A. For the purposes of this section, "technical violation" means a violation based on the probationer's failure to (i) report any arrest, including traffic tickets, within three days to the probation officer; (ii) maintain regular employment or notify the probation officer of any changes in employment; (iii) report within three days of release from incarceration; (iv) permit the probation officer to visit his home and place of employment; (v) follow the instructions of the probation officer, be truthful and cooperative, and report as instructed; (vi) refrain from the use of alcoholic beverages to the extent that it disrupts or interferes with his employment or orderly conduct; (vii) refrain from the use, possession, or distribution of controlled substances or related paraphernalia; (viii) refrain from the use, ownership, possession, or transportation of a firearm; (ix) gain permission to change his residence or remain in the Commonwealth or other designated area without permission of the probation officer; or (x) maintain contact with the probation officer whereby his whereabouts are no longer known to the probation officer.
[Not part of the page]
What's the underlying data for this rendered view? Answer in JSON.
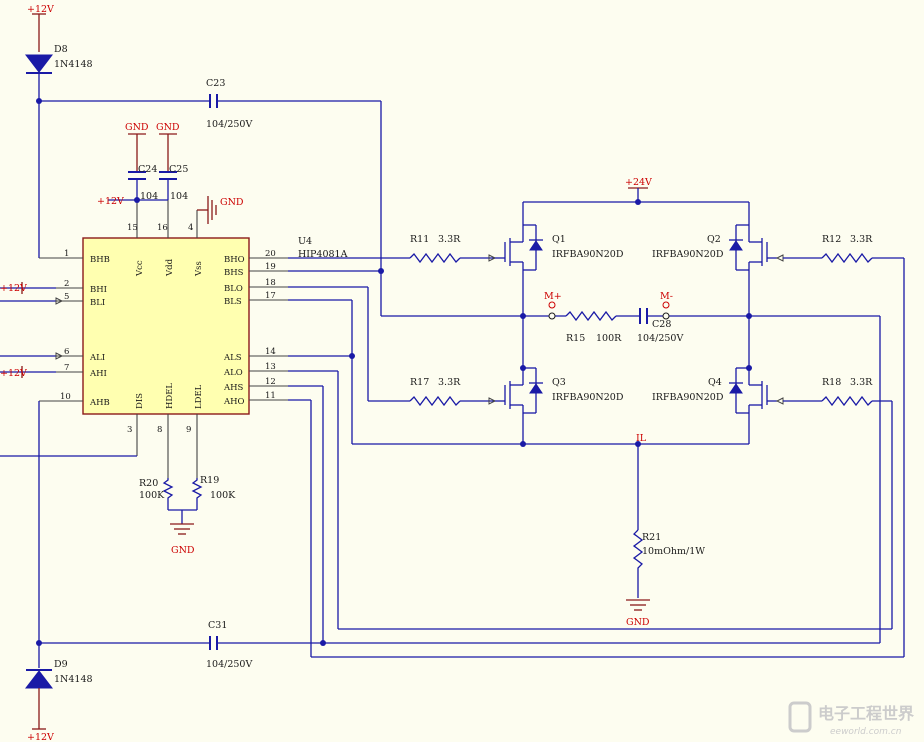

Multiple technical violations arising from a single course of conduct or a single incident or considered at the same revocation hearing shall not be considered separate technical violations for the purposes of sentencing pursuant to this section.
B. If the court finds the basis of a violation of the terms and conditions of a suspended sentence or probation is that the defendant was convicted of a criminal offense or has violated another condition other than a technical violation, then the court may pronounce whatever sentence might have been originally imposed.
C. The court shall not impose a sentence of a term of incarceration upon a first technical violation of the terms and conditions of a suspended sentence or probation, and there shall be a presumption against imposing a sentence of a term of incarceration for any second technical violation of the terms and conditions of a suspended sentence or probation. However, if the court finds, by a preponderance of the evidence, that the defendant committed a second technical violation and he cannot be safely diverted from incarceration through less restrictive means, the court may impose not more than 14 days of incarceration for a second technical violation. The court may impose whatever sentence might have been originally imposed for a third or subsequent technical violation. For the purposes of this subsection, a first technical violation based on clause (viii) or (x) of subsection A shall be considered a second technical violation, and any subsequent technical violation also based on clause (viii) or (x) of subsection A shall be considered a third or subsequent technical violation.
D. The limitations on sentencing in this section shall not apply to the extent that an additional term of incarceration is necessary to allow a defendant to be evaluated for or to participate in a court-ordered drug, alcohol, or mental health treatment program. In such case, the court shall order the shortest term of incarceration possible to achieve the required evaluation or participation.